This paper discusses Health problems of adolescents (13-19 years) from the perspective of the five purposes of the Law, maqasid al shari’at. The purpose of protection of diin, maqsadhifdh al ddiin, relates to adolescent identity crises, role ambiguity, and marginalizing spirituality. The purpose of protection of life, maqsadhifdh alnafs, relates to protecting and promoting physical health of adolescents.This purpose also relates to the limited competence of adolescents in medical decisions due to an immature brain. The purpose of protecting progeny, maqsadhifdh al nasl, relates to sexual and reproductive health education for adolescents. The purpose of protecting the mind, maqsadhifdh al ‘aql, relates to adolescent problems of depression, suicide, para-suicide, addictions (nicotine, alcohol, and drugs), and juvenile delinquency. The paper suggests social engineering practical measures to deal with adolescent problems consisting of cognitive approaches, faith (iman) therapy, early marriage with contraception, living in extended family for psychological support and enhancing youth esteem.

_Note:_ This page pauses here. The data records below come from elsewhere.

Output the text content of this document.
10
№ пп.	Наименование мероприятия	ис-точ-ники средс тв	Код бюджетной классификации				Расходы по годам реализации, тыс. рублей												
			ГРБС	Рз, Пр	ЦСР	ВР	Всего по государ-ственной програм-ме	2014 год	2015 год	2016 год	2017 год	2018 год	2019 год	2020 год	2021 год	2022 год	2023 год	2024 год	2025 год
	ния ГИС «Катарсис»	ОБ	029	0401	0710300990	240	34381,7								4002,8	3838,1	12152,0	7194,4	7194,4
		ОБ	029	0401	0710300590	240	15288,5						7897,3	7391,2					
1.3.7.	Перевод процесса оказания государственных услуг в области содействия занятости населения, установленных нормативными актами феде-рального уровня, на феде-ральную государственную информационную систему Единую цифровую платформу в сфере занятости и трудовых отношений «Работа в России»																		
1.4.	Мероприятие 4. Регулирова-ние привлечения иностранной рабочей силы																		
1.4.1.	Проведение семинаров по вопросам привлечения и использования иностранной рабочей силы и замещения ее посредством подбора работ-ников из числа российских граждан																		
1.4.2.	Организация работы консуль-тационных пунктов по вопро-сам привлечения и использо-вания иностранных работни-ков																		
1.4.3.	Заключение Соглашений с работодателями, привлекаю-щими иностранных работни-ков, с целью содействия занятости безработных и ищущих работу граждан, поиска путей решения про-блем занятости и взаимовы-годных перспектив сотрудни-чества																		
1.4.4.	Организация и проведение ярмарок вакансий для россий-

Introduction to adolescence
The stages of the human life span are childhood, tufuulat; youth, shabaab; middle age, sinn al shudd;,[1]and old age, shaykhuukha[2]. Youth is divided into 2 stages: adolescence 13-19 years, and young adulthood 20-40 years. Adolescence starting at puberty is a rapid, complex, and difficult adaptive and adjustive changes in physically (height, weight, primary and secondary sexual characteristics) and behaviorally (emotions, thoughts, behavior, psychological, social, and moral). In the past the transition from childhood to adulthood was rapid and painless so that by about 15 years children became adults with puberty being a mark of adulthood. Today we have prolonged childhood up to the age of 20 and more with a long transition full of psychosocial problems.

Methods
Adolescent health problems and associated factors were classified and discussed under the 5 purposes of the Law, maqasid al shari’at[3], to provide an intellectual context for their further analysis and solution. The 5 purposes are: protection of diin, hifdh al ddiin; protection of life, hifdh al nafs; protection of progeny, hifdh al nasl; protection of the mind, hifdh al ‘aql; and protection of wealth, hifdh al maal.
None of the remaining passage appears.